Unborn babies have human rights too, Trump tells UN

Global bureaucrats have absolutely no business attacking the sovereignty of nations that wish to protect innocent life. – Donald Trump

Greta Thunberg might have been railing against adults stealing children’s dreams, but the leader of the free world had a message for those who kill a child before it can dream.

Donald Trump used his speech at the United Nations General Assembly yesterday to push back on the global body’s attempts to colonise developing countries with abortion.

Our former foreign minister, Julie Bishop, who gave $10 million of Australian taxpayers’ money to a Planned Parenthood affiliate in the Pacific, should take note.

For years UN programs, often under the guise of humanitarian aid, have pushed abortion on to unwilling cultures using money to coax them into breaking the taboo of killing unborn babies.

“We are aware that many United Nations projects have attempted to assert a global right to taxpayer-funded abortion on demand, right up until the moment of delivery,” Trump said. “Global bureaucrats have absolutely no business attacking the sovereignty of nations that wish to protect innocent life. Like many nations here today we in America believe that every child, born and unborn, is a sacred gift from God.”

The President’s comments came as a cross-party cabal of New South Wales politicians sat through the night trying to block baby-saving and women-supporting amendments to their radical abortion-to-birth bill, which is likely to become law tomorrow.

It was refreshing to hear the leader of the free world calling out the UN for its exporting of the west’s culture of death.

The day before Trump’s address, the U.S. Secretary of Health and Human Services Alex Azar delivered a joint statement to the UN on behalf of 19 countries.

It said:

We do not support references to ambiguous terms and expressions, such as sexual and reproductive health and rights in U.N. documents, because they can undermine the critical role of the family and promote practices, like abortion, in circumstances that do not enjoy international consensus and which can be misinterpreted by U.N. agencies.

Such terms do not adequately take into account the key role of the family in health and education, nor the sovereign right of nations to implement health policies according to their national context. There is no international right to an abortion and these terms should not be used to promote pro-abortion policies and measures.

Further, we only support sex education that appreciates the protective role of the family in this education and does not condone harmful sexual risks for young people.

Sadly, Australia was not a signatory. Perhaps the new level of mateship Scott Morrison has forged with Donald Trump might see our nation step up and join these efforts to stand up for human rights of the unborn and the place of the family.

Trump also used his speech to push back on the left’s other key agendas of globalism and socialism.

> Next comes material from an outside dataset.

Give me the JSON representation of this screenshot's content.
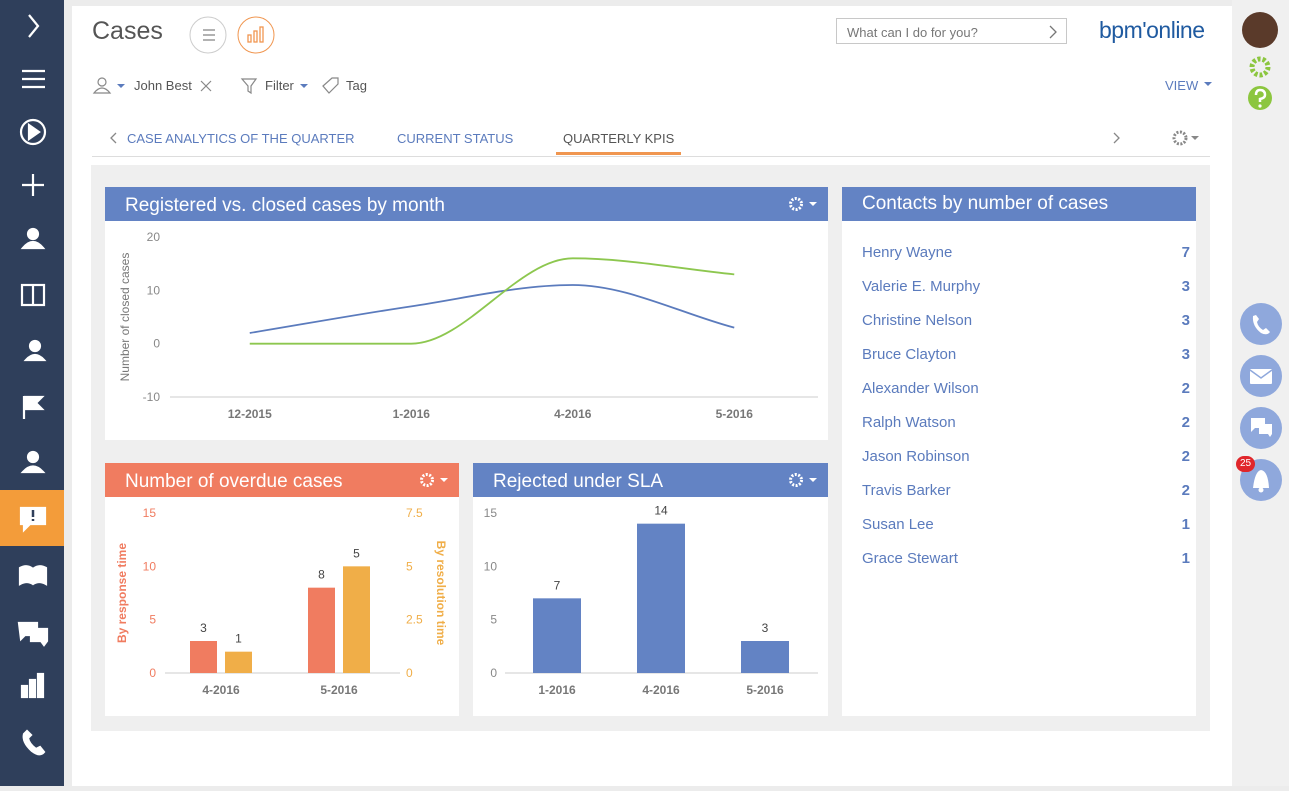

“The future does not belong to globalists. The future belongs to patriots,” Trump said. “The future belongs to sovereign and independent nations who protect their citizens, respect their neighbours and honour the differences that make each country special and unique.”

And in a message to openly socialist leaders like Democrat presidential hopeful Bernie Sanders and UK Opposition Leader Jeremy Corbyn (perhaps Anthony Albanese should also take note), Trump said:

“Socialism and communism are about one thing only: power for the ruling class. Today, I repeat a message for the world that I have delivered at home: America will never be a socialist country.”

And in what was a busy time at the UN, Trump also spoke at a seminar on religious freedom.

Trump is a very flawed individual but if Hillary Clinton had been elected America and the world would have drifted in a more pro-death, anti-freedom, socialist and globalist direction.

These philosophies are of course still embedded in politics and institutions but push back has begun and if it can be sustained there is hope for the future.